Oregon’s e-permitting infrastructure and the communities leveraging it continue to expand. But it didn’t happen by accident. Oregon and Accela will illustrate how true transparency at the state and local level realizes its full potential only when accompanied by usability for citizens and communities.

Photo of Maury Blackman

Maury Blackman

Accela, Inc.

Maury Blackman has been CEO of Accela, Inc. since 2007. He joined the company in 2000 with years of experience managing Internet enterprises, evaluating emerging technologies, and establishing long-term strategic partnerships. He has served in a variety of business-development capacities at Accela, most recently as senior vice president of sales and marketing. Under his leadership, company sales realized triple digit growth, surpassing $40 million in the trailing four quarters prior to his 2007 appointment to president and CEO and to the Accela board of directors.

Prior to joining Accela, Mr. Blackman served as president of Telebuild, LLC, a leading Internet solution provider for construction professionals and architects. During his tenure, he forged successful relationships with construction industry cornerstones such as The American Institute of Architects, McGraw-Hill, Architecture Magazine, and The National Society of Professional Engineers. Mr. Blackman also served as a Field Artillery Officer in the United States Army.

Photo of Patrick Allen

Patrick Allen

State of Oregon, Dept. of Consumer & Business Services

Patrick Allen is the Acting Administrator of Oregon’s Building Codes Division, a part of the Department of Consumer and Business Services. There he manages a staff of over 100 employees responsible for setting state standards for plumbing, electrical, structural and other construction work, providing inspections for specialized structures like boilers and elevators, licensing construction trades, and overseeing the administration of the building code through local building departments across Oregon. He is currently responsible for the design and implementation of a first-in-the-nation statewide on-line building permit system. Mr. Allen has been with the Building Codes Division since 2007.

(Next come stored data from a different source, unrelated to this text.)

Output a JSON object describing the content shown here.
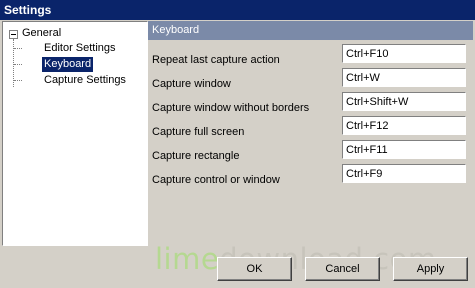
{
  "window": {
    "title": "Settings"
  },
  "tree": {
    "root": "General",
    "children": [
      "Editor Settings",
      "Keyboard",
      "Capture Settings"
    ],
    "selected": "Keyboard"
  },
  "panel": {
    "title": "Keyboard",
    "rows": [
      {
        "label": "Repeat last capture action",
        "value": "Ctrl+F10"
      },
      {
        "label": "Capture window",
        "value": "Ctrl+W"
      },
      {
        "label": "Capture window without borders",
        "value": "Ctrl+Shift+W"
      },
      {
        "label": "Capture full screen",
        "value": "Ctrl+F12"
      },
      {
        "label": "Capture rectangle",
        "value": "Ctrl+F11"
      },
      {
        "label": "Capture control or window",
        "value": "Ctrl+F9"
      }
    ]
  },
  "buttons": {
    "ok": "OK",
    "cancel": "Cancel",
    "apply": "Apply"
  },
  "watermark": {
    "part1": "lime",
    "part2": "download.com"
  }
}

Prior to his current job, Mr. Allen managed Oregon’s Office of Regulatory Streamlining. There he was responsible for guiding the efforts of state agencies to make their business regulations faster, simpler, cheaper, easier to understand and to comply with, while not reducing Oregon’s standards for consumer, environmental and other protections. Since its opening by Mr. Allen in 2003, the office has worked with state agencies to start over 300 separate projects to simplify business regulations. To-date, over 150 projects have been completed, saving Oregon businesses over 100,000 of hours of time per year, 1.4 million sheets of annual paperwork no longer submitted to the state, and an estimated $15 million in annual business cost savings.

Mr. Allen has also worked for the Oregon Economic and Community Development Department, where he worked with businesses and communities on recruitment, downtown development and small business assistance, served on the staff of a Member of the U.S. House of Representatives, and spent a decade in the banking industry in Oregon. He has a degree in Economics from Oregon State University.

Patrick Allen lives in Sherwood, Ore., where he has served in a variety of civic roles, and is currently the chair of the Planning Commission.